In the second study, FENtrepid, fenebrutinib slowed disability progression as effectively as Ocrevus, which is currently the only approved treatment for PPMS. Effectiveness was measured by a delay in confirmed disease progression over at least 120 weeks of treatment. Patients treated with fenebrutinib saw symptom improvement as early as week 24. A total of 985 patients with PPMS were randomized 1:1 to receive either daily oral fenebrutinib or IV Ocrevus. The 12-week composite confirmed disability progression (cCDP12) was used as the primary endpoint. The cCDP12 measures walking speed, upper limb function and total functional disability.

Safety findings for fenebrutinib were consistent with previous studies, and liver safety remained stable. Additional long-term data will be gathered through open-label extension phases of both trials, in which all participants can receive fenebrutinib.

Fenebrutinib works by targeting B cells and microglia, two types of immune cells involved in MS disease activity and progression. By modulating both cell types, the therapy aims to reduce acute inflammation that triggers relapses and address chronic brain inflammation that drives long-term disability. Unlike covalent BTK inhibitors, fenebrutinib is non-covalent, reversible and highly selective, allowing it to cross the blood-brain barrier and act directly within the central nervous system. It has also been shown to be more than 130 times more selective for BTK than other kinases.
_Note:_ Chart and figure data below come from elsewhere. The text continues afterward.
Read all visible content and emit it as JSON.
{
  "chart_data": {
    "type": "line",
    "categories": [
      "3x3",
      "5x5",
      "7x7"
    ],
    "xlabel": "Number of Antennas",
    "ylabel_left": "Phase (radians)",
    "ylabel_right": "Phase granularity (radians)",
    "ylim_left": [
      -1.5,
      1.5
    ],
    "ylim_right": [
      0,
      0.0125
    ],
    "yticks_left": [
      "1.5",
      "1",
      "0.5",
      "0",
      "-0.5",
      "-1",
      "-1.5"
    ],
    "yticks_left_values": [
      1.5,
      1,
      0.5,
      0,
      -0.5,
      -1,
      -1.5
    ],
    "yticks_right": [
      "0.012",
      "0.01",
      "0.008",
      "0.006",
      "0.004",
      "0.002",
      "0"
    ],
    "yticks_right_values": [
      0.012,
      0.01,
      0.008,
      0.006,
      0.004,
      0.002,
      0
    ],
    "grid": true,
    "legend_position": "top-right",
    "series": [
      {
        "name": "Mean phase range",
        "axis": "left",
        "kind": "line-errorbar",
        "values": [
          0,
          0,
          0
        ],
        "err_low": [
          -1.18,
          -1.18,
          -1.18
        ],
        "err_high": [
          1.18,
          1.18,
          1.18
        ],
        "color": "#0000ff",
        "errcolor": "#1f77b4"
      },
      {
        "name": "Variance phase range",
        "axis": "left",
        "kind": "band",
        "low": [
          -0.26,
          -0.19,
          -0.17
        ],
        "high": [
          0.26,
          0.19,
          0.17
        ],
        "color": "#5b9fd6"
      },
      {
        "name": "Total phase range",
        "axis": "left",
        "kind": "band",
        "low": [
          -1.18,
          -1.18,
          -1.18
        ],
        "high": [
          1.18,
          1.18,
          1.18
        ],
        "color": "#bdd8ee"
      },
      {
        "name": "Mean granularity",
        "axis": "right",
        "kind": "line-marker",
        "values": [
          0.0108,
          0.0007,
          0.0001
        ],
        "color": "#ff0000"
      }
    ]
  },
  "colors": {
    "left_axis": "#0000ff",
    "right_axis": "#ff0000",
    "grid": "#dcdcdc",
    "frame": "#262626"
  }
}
“Fenebrutinib substantially reduced the number of relapses in RMS and slowed disability progression in PPMS. These unprecedented results suggest that fenebrutinib could potentially become a best-in-disease medicine as the first high-efficacy, oral treatment for people with RMS or PPMS,” Levi Garraway, M.D., Ph.D., Genentech’s chief medical officer and head of Global Product Development, said in the news release. "Therefore, these pivotal results for fenebrutinib may offer new hope for people living with MS, and they reaffirm our enduring commitment to the MS community.”

Genentech and its parent group, Roche, are currently investigating more than a dozen potential therapies across neurological conditions, including Alzheimer’s, Parkinson’s and Huntington’s diseases.